Ежи Косински - Садовник
Ежегодное собрание Финансового института открылось в напряженной атмосфере: утром поступили сообщения, что уровень безработицы в стране достиг рекордной отметки. Чиновники администрации на вопросы о том, какие меры собирается принять правительство для борьбы с экономической стагнацией, не могли ответить ничего внятного. Все средства массовой информации с напряженным вниманием следили за тем, что скажет сам президент.
Президент в своей речи заверил собравшихся, что с его стороны будут приняты самые решительные меры, невзирая на продолжающийся спад объемов производства.
— До сих пор мы наслаждались весенним теплом и летней жарой, — заявил он, — но, к сожалению, экономика, как и любой сад земной, встречается с осенними дождями и зимними морозами.
Далее президент подчеркнул, что, если семена промышленности дремлют в почве нации, древо экономики рано или поздно расцветет пышным цветом.

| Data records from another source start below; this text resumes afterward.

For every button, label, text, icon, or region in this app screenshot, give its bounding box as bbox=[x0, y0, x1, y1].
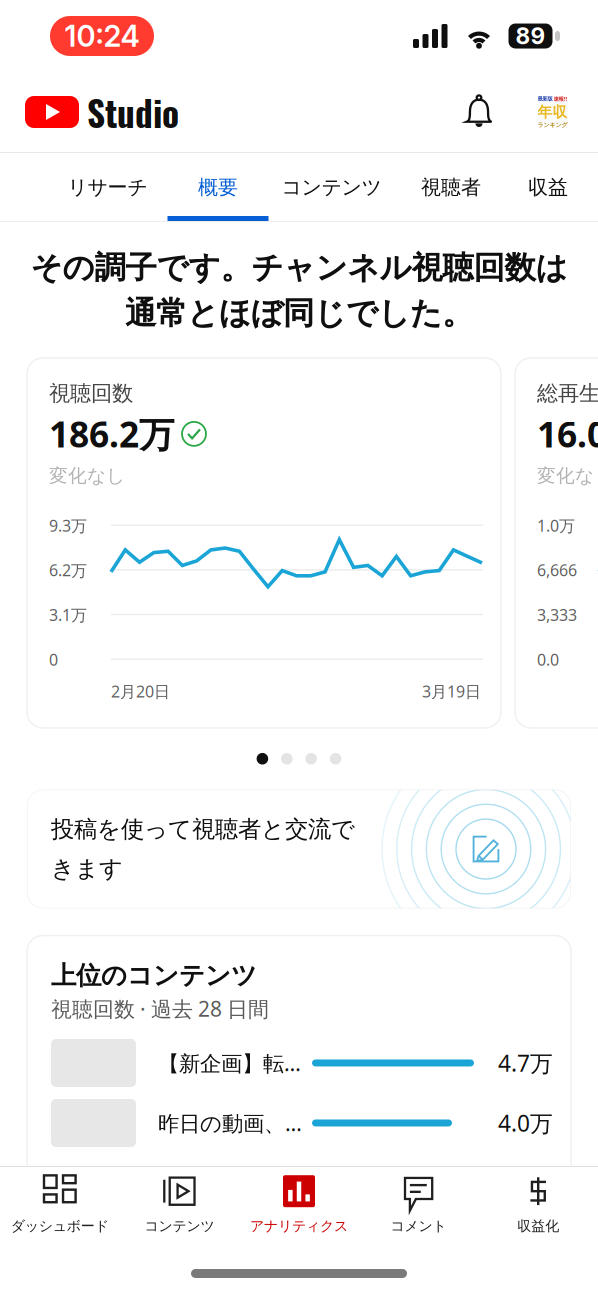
staticText: 速報!! bbox=[554, 95, 568, 102]
staticText: コンテンツ bbox=[282, 175, 382, 200]
button[interactable]: アナリティクス bbox=[239, 1167, 359, 1241]
staticText: ランキング bbox=[538, 121, 568, 129]
button[interactable]: コンテンツ bbox=[120, 1167, 239, 1241]
staticText: 3.1万 bbox=[49, 604, 87, 626]
staticText: 収益化 bbox=[517, 1217, 559, 1235]
button[interactable]: 投稿を使って視聴者と交流で きます bbox=[0, 790, 598, 908]
staticText: 6.2万 bbox=[49, 559, 87, 581]
staticText: 視聴者 bbox=[421, 175, 481, 200]
staticText: 視聴回数 · 過去 28 日間 bbox=[51, 994, 269, 1023]
staticText: 変化なし bbox=[537, 464, 598, 487]
staticText: 総再生時間 bbox=[537, 380, 598, 407]
staticText: コメント bbox=[391, 1217, 447, 1235]
staticText: 1.0万 bbox=[537, 515, 575, 536]
staticText: 89 bbox=[516, 22, 546, 50]
staticText: 概要 bbox=[198, 175, 238, 200]
staticText: 通常とほぼ同じでした。 bbox=[125, 294, 473, 333]
staticText: 変化なし bbox=[49, 464, 125, 487]
button[interactable]: 概要 bbox=[171, 153, 265, 221]
staticText: 最新版 bbox=[538, 95, 552, 102]
button[interactable]: 通知 bbox=[451, 84, 507, 140]
staticText: 0.0 bbox=[537, 649, 559, 670]
staticText: リサーチ bbox=[68, 175, 148, 200]
staticText: 【新企画】転… bbox=[158, 1048, 301, 1078]
staticText: 年収 bbox=[538, 103, 568, 121]
staticText: 上位のコンテンツ bbox=[51, 960, 257, 991]
staticText: 2月20日 bbox=[111, 680, 170, 702]
button[interactable]: 収益化 bbox=[478, 1167, 598, 1241]
button[interactable]: ダッシュボード bbox=[0, 1167, 120, 1241]
staticText: 昨日の動画、… bbox=[158, 1108, 302, 1138]
button[interactable]: 収益 bbox=[504, 153, 592, 221]
staticText: ダッシュボード bbox=[11, 1217, 109, 1235]
staticText: 10:24 bbox=[64, 18, 140, 54]
button[interactable]: リサーチ bbox=[44, 153, 171, 221]
staticText: 視聴回数 bbox=[49, 380, 133, 407]
staticText: 4.7万 bbox=[498, 1048, 553, 1078]
staticText: 収益 bbox=[528, 175, 568, 200]
button[interactable]: コンテンツ bbox=[265, 153, 398, 221]
staticText: 投稿を使って視聴者と交流で きます bbox=[51, 815, 355, 883]
staticText: 0 bbox=[49, 649, 58, 670]
staticText: 186.2万 bbox=[49, 410, 174, 458]
staticText: Studio bbox=[87, 86, 179, 138]
staticText: その調子です。チャンネル視聴回数は bbox=[30, 248, 568, 288]
staticText: コンテンツ bbox=[144, 1217, 214, 1235]
staticText: アナリティクス bbox=[250, 1217, 348, 1235]
button[interactable]: コメント bbox=[359, 1167, 478, 1241]
staticText: 6,666 bbox=[537, 559, 577, 581]
staticText: 3,333 bbox=[537, 604, 577, 626]
staticText: 4.0万 bbox=[498, 1108, 553, 1138]
button[interactable]: 視聴者 bbox=[398, 153, 504, 221]
button[interactable]: アカウント bbox=[537, 100, 568, 124]
staticText: 3月19日 bbox=[422, 680, 481, 702]
staticText: 9.3万 bbox=[49, 515, 87, 536]
staticText: 16.0 bbox=[537, 410, 598, 458]
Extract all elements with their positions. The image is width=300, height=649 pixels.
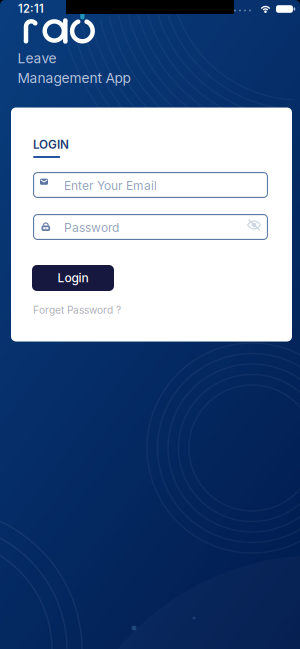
staticText: Enter Your Email (64, 178, 157, 193)
staticText: Forget Password ? (33, 304, 121, 316)
staticText: Management App (18, 70, 130, 86)
button[interactable]: Password (33, 214, 268, 240)
button[interactable]: Enter Your Email (33, 172, 268, 198)
staticText: Leave (18, 50, 56, 67)
staticText: Password (64, 220, 119, 235)
staticText: Login (58, 271, 88, 285)
button[interactable]: Login (32, 265, 114, 291)
staticText: LOGIN (33, 138, 69, 152)
button[interactable]: Show password (247, 220, 261, 230)
button[interactable]: Forget Password ? (33, 304, 121, 316)
staticText: 12:11 (18, 2, 44, 15)
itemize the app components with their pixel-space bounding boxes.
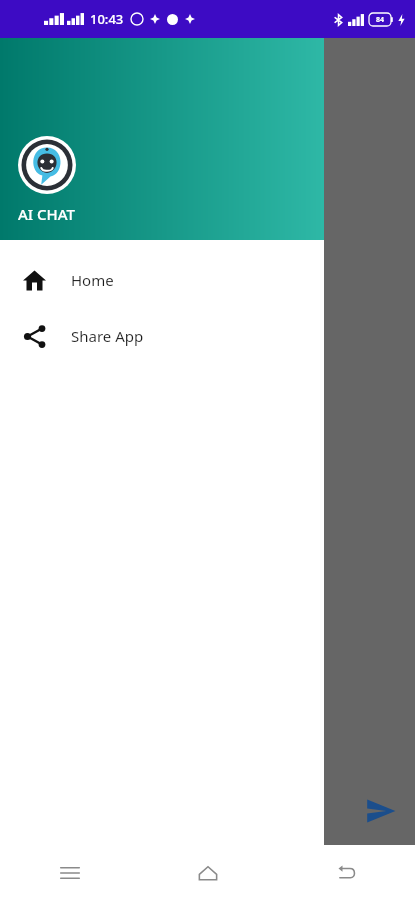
button[interactable]: Share App — [0, 308, 324, 364]
staticText: Home — [71, 270, 114, 290]
staticText: 84 — [376, 15, 385, 25]
button[interactable]: Recent apps — [0, 845, 139, 900]
staticText: 10:43 — [90, 10, 124, 28]
staticText: AI CHAT — [18, 204, 75, 224]
button[interactable]: Home — [0, 252, 324, 308]
staticText: Share App — [71, 326, 144, 346]
button[interactable]: Back — [277, 845, 415, 900]
button[interactable]: Send — [359, 789, 403, 833]
button[interactable]: Home — [139, 845, 277, 900]
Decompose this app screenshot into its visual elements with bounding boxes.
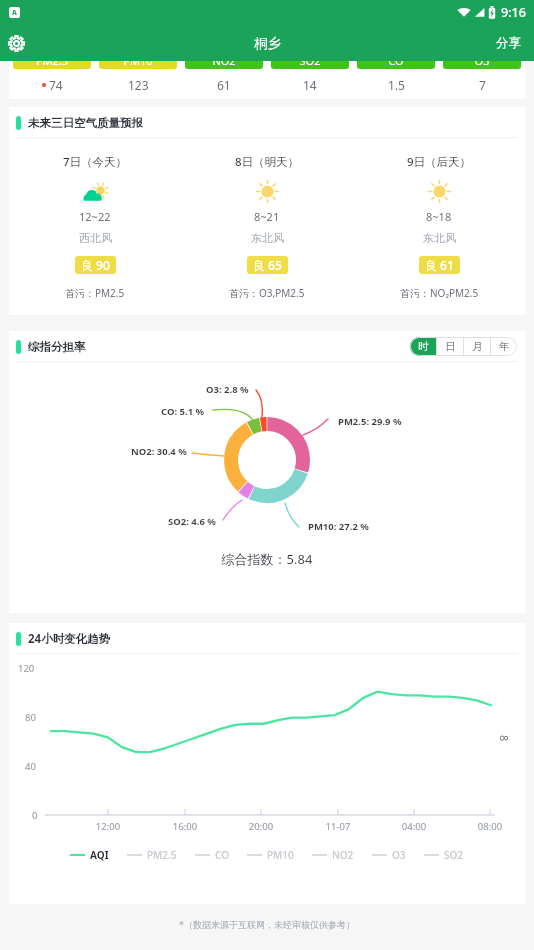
staticText: 综合指数：5.84: [9, 550, 525, 568]
button[interactable]: 9日（后天）: [353, 138, 525, 315]
staticText: O3: [392, 848, 406, 862]
button[interactable]: 年: [491, 337, 517, 356]
staticText: AQI: [90, 848, 109, 862]
button[interactable]: O3: [363, 844, 415, 866]
button[interactable]: PM2.5: [118, 844, 186, 866]
staticText: NO2: 30.4 %: [131, 445, 187, 458]
staticText: PM10: [267, 848, 294, 862]
staticText: CO: [357, 53, 435, 68]
staticText: NO2: [185, 53, 263, 68]
staticText: 东北风: [423, 231, 456, 245]
button[interactable]: O3: [439, 45, 525, 99]
staticText: 04:00: [389, 820, 439, 833]
button[interactable]: 日: [437, 337, 463, 356]
staticText: 123: [128, 77, 149, 93]
button[interactable]: 8日（明天）: [181, 138, 353, 315]
staticText: 80: [25, 711, 36, 724]
staticText: 首污：NO₂PM2.5: [400, 286, 479, 300]
staticText: 桐乡: [254, 35, 281, 52]
staticText: 7: [479, 77, 486, 93]
staticText: 24小时变化趋势: [28, 631, 111, 647]
staticText: CO: 5.1 %: [161, 405, 205, 418]
staticText: 1.5: [388, 77, 405, 93]
staticText: 良 61: [425, 257, 454, 273]
staticText: 分享: [496, 35, 521, 51]
button[interactable]: 月: [464, 337, 490, 356]
staticText: 7日（今天）: [63, 154, 128, 170]
staticText: 74: [49, 77, 63, 93]
button[interactable]: Settings: [0, 27, 32, 59]
staticText: 08:00: [465, 820, 515, 833]
staticText: 时: [418, 340, 429, 353]
button[interactable]: NO2: [181, 45, 267, 99]
staticText: 8~21: [254, 209, 280, 224]
staticText: 20:00: [236, 820, 286, 833]
staticText: 良 65: [253, 257, 282, 273]
staticText: O3: [443, 53, 521, 68]
button[interactable]: CO: [353, 45, 439, 99]
button[interactable]: PM10: [238, 844, 303, 866]
staticText: 16:00: [160, 820, 210, 833]
staticText: 月: [472, 340, 483, 353]
staticText: A: [12, 8, 17, 18]
staticText: CO: [215, 848, 229, 862]
button[interactable]: AQI: [61, 844, 118, 866]
staticText: 西北风: [79, 231, 112, 245]
button[interactable]: PM10: [95, 45, 181, 99]
staticText: 首污：PM2.5: [65, 286, 125, 300]
button[interactable]: SO2: [415, 844, 473, 866]
button[interactable]: SO2: [267, 45, 353, 99]
staticText: 良 90: [81, 257, 110, 273]
staticText: 11-07: [313, 820, 363, 833]
button[interactable]: PM2.5: [9, 45, 95, 99]
staticText: PM2.5: 29.9 %: [338, 415, 402, 428]
staticText: 120: [18, 662, 35, 675]
button[interactable]: 分享: [483, 25, 534, 61]
staticText: PM10: [99, 53, 177, 68]
staticText: PM2.5: [147, 848, 177, 862]
staticText: 8: [497, 735, 512, 742]
staticText: NO2: [332, 848, 354, 862]
staticText: 40: [25, 760, 36, 773]
staticText: 综指分担率: [28, 340, 86, 354]
staticText: 12:00: [83, 820, 133, 833]
staticText: PM2.5: [13, 53, 91, 68]
staticText: 9日（后天）: [407, 154, 472, 170]
staticText: 未来三日空气质量预报: [28, 116, 143, 130]
staticText: 9:16: [501, 4, 526, 21]
staticText: 61: [217, 77, 231, 93]
button[interactable]: 7日（今天）: [9, 138, 181, 315]
staticText: 8~18: [426, 209, 452, 224]
staticText: 东北风: [251, 231, 284, 245]
staticText: 年: [499, 340, 510, 353]
button[interactable]: CO: [186, 844, 238, 866]
staticText: PM10: 27.2 %: [308, 520, 369, 533]
staticText: SO2: 4.6 %: [168, 515, 216, 528]
staticText: 0: [32, 809, 38, 822]
staticText: 首污：O3,PM2.5: [229, 286, 305, 300]
staticText: *（数据来源于互联网，未经审核仅供参考）: [0, 918, 534, 930]
staticText: SO2: [444, 848, 464, 862]
staticText: SO2: [271, 53, 349, 68]
staticText: 12~22: [79, 209, 111, 224]
staticText: 14: [303, 77, 317, 93]
staticText: 8日（明天）: [235, 154, 300, 170]
staticText: 日: [445, 340, 456, 353]
button[interactable]: NO2: [303, 844, 363, 866]
button[interactable]: 时: [410, 337, 436, 356]
staticText: O3: 2.8 %: [206, 383, 249, 396]
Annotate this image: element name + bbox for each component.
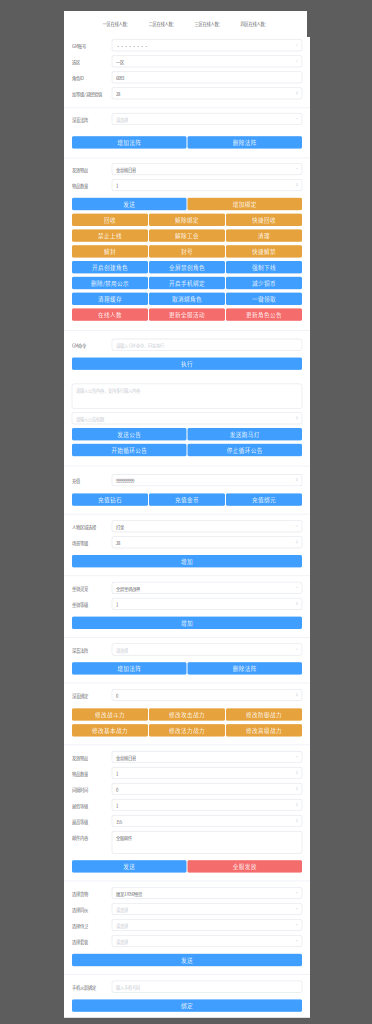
staticText: GM命令 xyxy=(72,342,86,349)
button[interactable]: 解封 xyxy=(72,245,148,258)
staticText: 执行 xyxy=(181,360,193,368)
button[interactable]: 在线人数 xyxy=(72,308,148,321)
staticText: 全服邮件 xyxy=(116,835,132,841)
button[interactable]: 增加 xyxy=(72,555,302,567)
button[interactable]: 强制下线 xyxy=(226,261,302,273)
staticText: 魔龙17050怪兽 xyxy=(116,891,142,897)
button[interactable]: 发送 xyxy=(72,198,186,210)
staticText: 删除法阵 xyxy=(233,138,257,146)
staticText: ⌄ xyxy=(295,937,299,942)
button[interactable]: 充值钻石 xyxy=(72,493,148,506)
button[interactable]: 封号 xyxy=(149,245,225,258)
button[interactable]: 开始循环公告 xyxy=(72,444,186,456)
staticText: 绑定 xyxy=(181,1002,193,1010)
button[interactable]: 增加法阵 xyxy=(72,662,186,675)
button[interactable]: 取消绑角色 xyxy=(149,293,225,305)
staticText: ⌄ xyxy=(295,889,299,894)
staticText: 全服发放 xyxy=(233,862,257,870)
staticText: ⇳ xyxy=(295,416,299,420)
button[interactable]: 四区在线人数： xyxy=(232,21,278,27)
button[interactable]: 修改攻击战力 xyxy=(149,708,225,721)
button[interactable]: 执行 xyxy=(72,358,302,370)
staticText: 删除/禁用公示 xyxy=(91,279,129,287)
button[interactable]: 发送 xyxy=(72,860,186,873)
staticText: 开启手机绑定 xyxy=(169,279,205,287)
button[interactable]: 充值金币 xyxy=(149,493,225,506)
button[interactable]: 减少铜币 xyxy=(226,277,302,289)
staticText: 人物区域选择 xyxy=(72,524,96,530)
button[interactable]: 删除/禁用公示 xyxy=(72,277,148,289)
button[interactable]: 删除法阵 xyxy=(188,136,302,149)
button[interactable]: 修改战斗力 xyxy=(72,708,148,721)
button[interactable]: 修改高级战力 xyxy=(226,724,302,736)
staticText: 最高等级 xyxy=(72,819,88,825)
staticText: 停止循环公告 xyxy=(227,446,263,454)
staticText: 发放物品 xyxy=(72,755,88,761)
staticText: 金丝楠日晷 xyxy=(116,755,136,761)
staticText: 一区 xyxy=(116,59,124,65)
staticText: 强制下线 xyxy=(252,263,276,271)
staticText: 清理 xyxy=(258,232,270,240)
staticText: 最低等级 xyxy=(72,803,88,809)
button[interactable]: 修改防御战力 xyxy=(226,708,302,721)
button[interactable]: 全屏禁创角色 xyxy=(149,261,225,273)
button[interactable]: 一区在线人数： xyxy=(94,21,140,27)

В последовавшем кратком и непринужденном обмене вопросами и ответами президент пояснил, что он провел "многоуровневые консультации с членами кабинета, палаты представителей и сената, а также с ключевыми фигурами деловой общественности". Здесь он высказал особую благодарность Бенджамину Тернбуллу Ренду, руководителю Финансового института, отсутствующему в связи с болезнью; перед собранием президент посетил мистера Ренда у него дома, где имел плодотворную беседу с ним и мистером Сэдовником о благотворном воздействии инфляции на экономическую ситуацию: "Инфляция, по словам последнего, срежет мертвые ветви сбережений, оживив тем самым плодоносящее древо промышленных инвестиций". Так, из речи президента, средства массовой информации впервые узнали о существовании Шанса.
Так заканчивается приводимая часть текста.